Lorraine YouTube Channel
Table of Contents
Ching’s Mushroom and Ginger Tofu Dish Recipe
Ingredients
- 500g fresh firm tofu, drained and cut into 2.5cm cubes
- Pinch of salt
- Pinch of ground white pepper
- ½ tsp five-spice powder
- 1 tbsp tamari or low-sodium light soy sauce
- 1 tbsp cornflour or potato flour
- 1 tbsp groundnut oil
- 2.5cm piece of fresh ginger, peeled and sliced into matchsticks
- 100g shiitake and chestnut mushrooms, (or mushrooms of your choice) halved
- 1 tbsp shaoxing rice wine or dry sherry
- 2 large spring onions, sliced on an angle into 2.5cm pieces
For the sauce
- 1 tbsp vegetarian oyster sauce
- 1 tbsp chilli sauce
- 150ml cold vegetable stock
- 1 tbsp cornflour
- Jasmine rice to serve
Method
- Place the tofu in a bowl and season with the salt, white pepper, five-spice powder and tamari or light soy sauce. Dust with the cornflour or potato flour and toss to mix.
- For the sauce: In another small bowl mix together the tamari or light soy sauce, vegetarian oyster sauce, chilli sauce, vegetable stock and cornflour.

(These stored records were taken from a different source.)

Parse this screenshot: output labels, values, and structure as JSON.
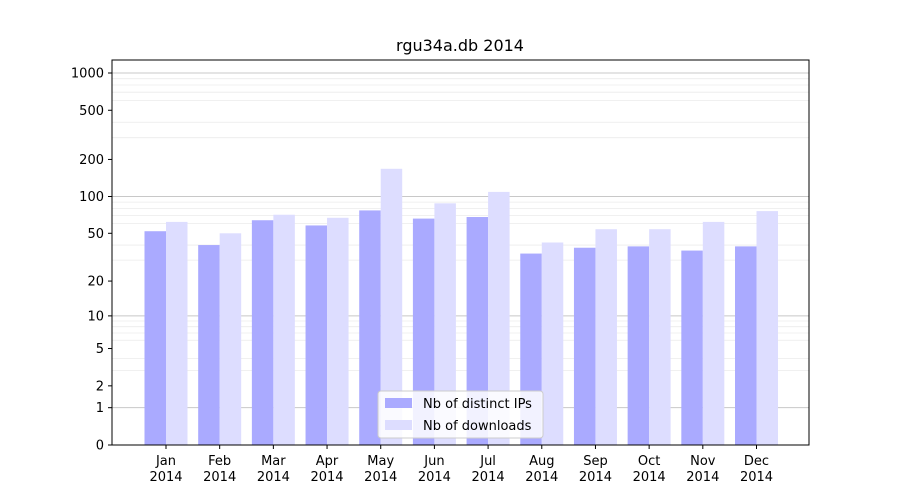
{
  "chart_data": {
    "type": "bar",
    "title": "rgu34a.db 2014",
    "xlabel": "",
    "ylabel": "",
    "yscale": "log1p",
    "ylim": [
      0,
      1200
    ],
    "yticks": [
      0,
      1,
      2,
      5,
      10,
      20,
      50,
      100,
      200,
      500,
      1000
    ],
    "ytick_labels": [
      "0",
      "1",
      "2",
      "5",
      "10",
      "20",
      "50",
      "100",
      "200",
      "500",
      "1000"
    ],
    "categories": [
      "Jan\n2014",
      "Feb\n2014",
      "Mar\n2014",
      "Apr\n2014",
      "May\n2014",
      "Jun\n2014",
      "Jul\n2014",
      "Aug\n2014",
      "Sep\n2014",
      "Oct\n2014",
      "Nov\n2014",
      "Dec\n2014"
    ],
    "series": [
      {
        "name": "Nb of distinct IPs",
        "color": "#aaaaff",
        "values": [
          52,
          40,
          64,
          58,
          77,
          66,
          68,
          34,
          38,
          39,
          36,
          39
        ]
      },
      {
        "name": "Nb of downloads",
        "color": "#ddddff",
        "values": [
          62,
          50,
          71,
          67,
          168,
          88,
          109,
          42,
          54,
          54,
          62,
          76
        ]
      }
    ],
    "grid": true,
    "legend_position": "lower-center"
  }
}
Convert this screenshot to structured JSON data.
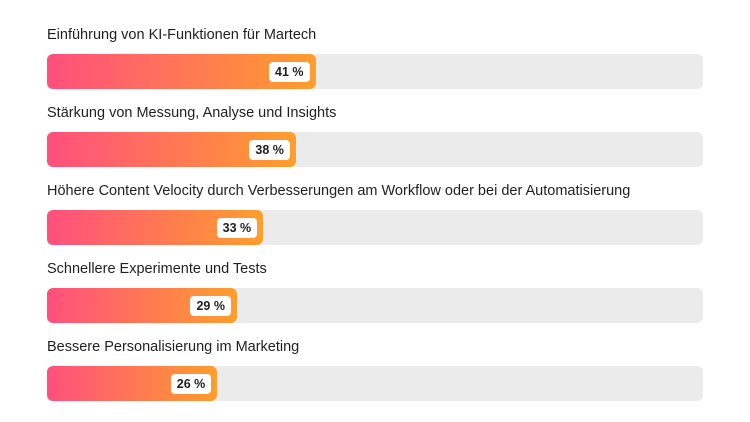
{
  "chart_data": {
    "type": "bar",
    "orientation": "horizontal",
    "categories": [
      "Einführung von KI-Funktionen für Martech",
      "Stärkung von Messung, Analyse und Insights",
      "Höhere Content Velocity durch Verbesserungen am Workflow oder bei der Automatisierung",
      "Schnellere Experimente und Tests",
      "Bessere Personalisierung im Marketing"
    ],
    "values": [
      41,
      38,
      33,
      29,
      26
    ],
    "value_labels": [
      "41 %",
      "38 %",
      "33 %",
      "29 %",
      "26 %"
    ],
    "xlim": [
      0,
      100
    ],
    "grid": false,
    "colors": {
      "bar_start": "#ff4f7e",
      "bar_end": "#ff9e2c",
      "track": "#ebebeb",
      "label_badge": "#ffffff"
    }
  }
}
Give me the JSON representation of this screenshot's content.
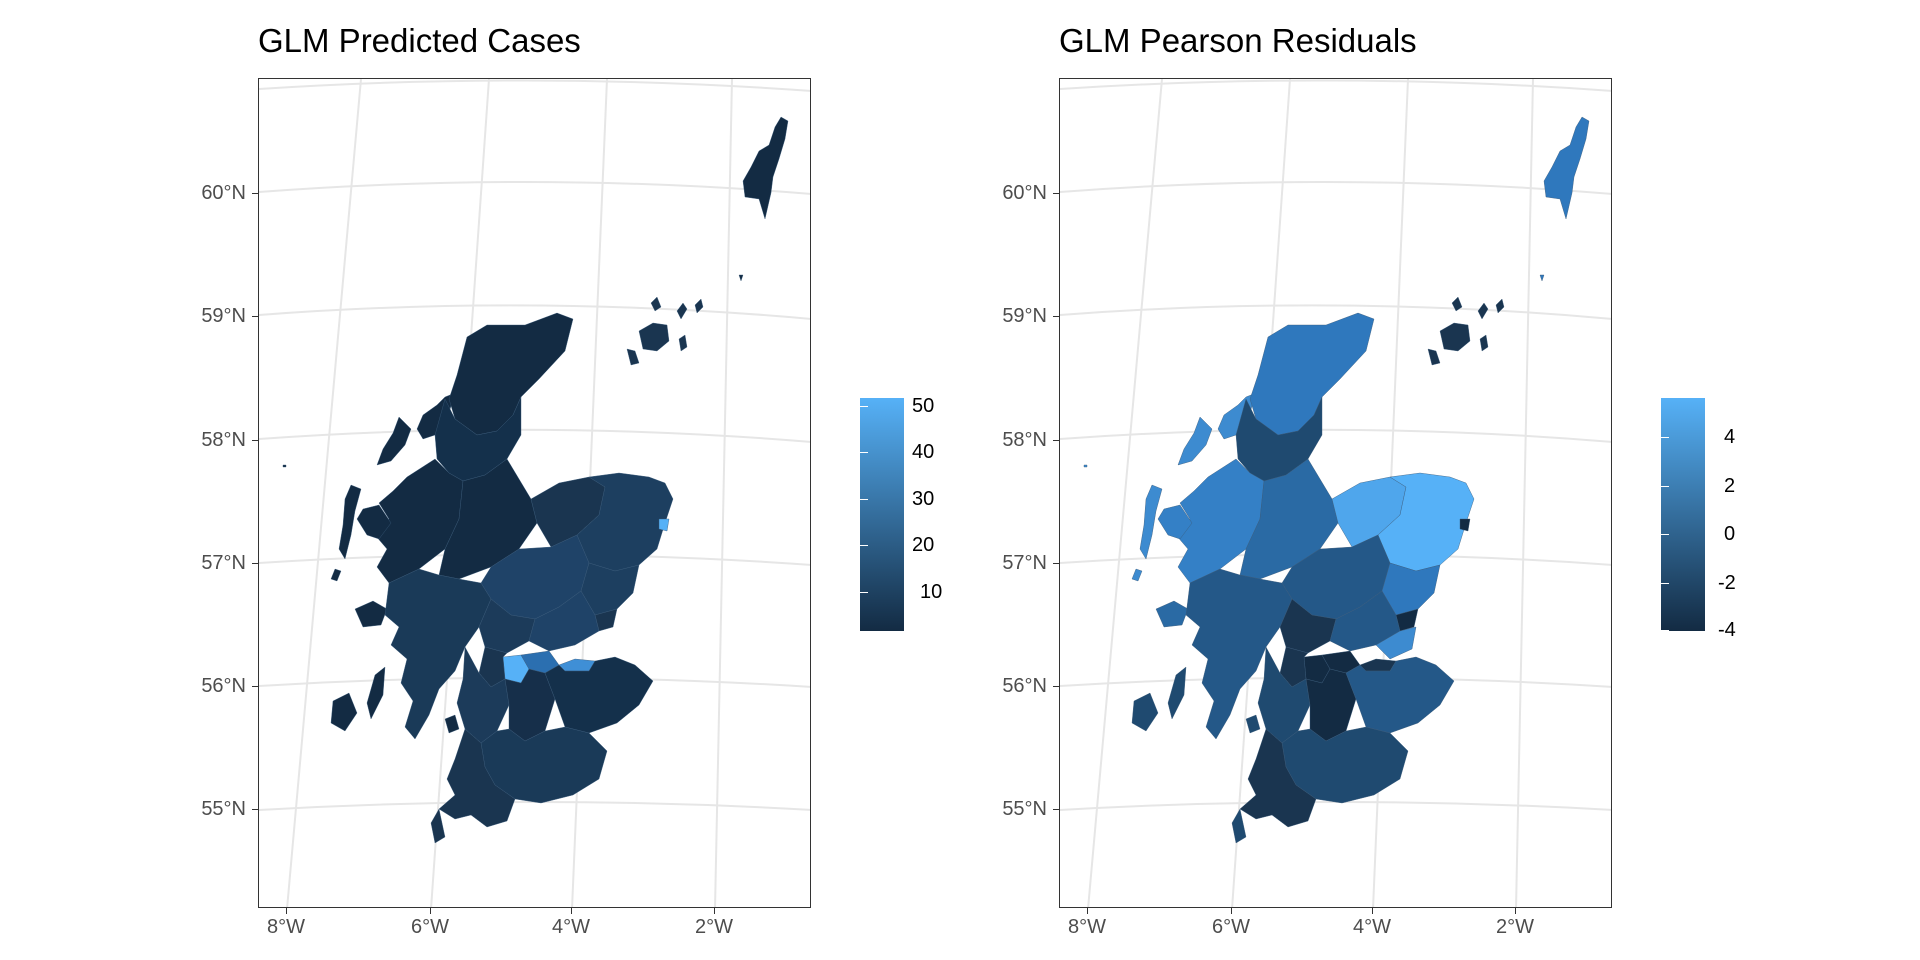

- Heat a wok over high heat and when the wok starts to smoke, add the groundnut oil. Add the ginger and mushrooms and stir-fry for a few seconds. Then add the tofu pieces and stir-fry for 2-3 minutes, tossing gently for even cooking.
- Add the rice wine or dry sherry and stir-fry gently for another 2 minutes, then add the sauce and bring to the boil.
- Gently cook for another 1 minute until the sauce thickens, then stir in the spring onions. Remove from the heat and serve immediately with jasmine rice.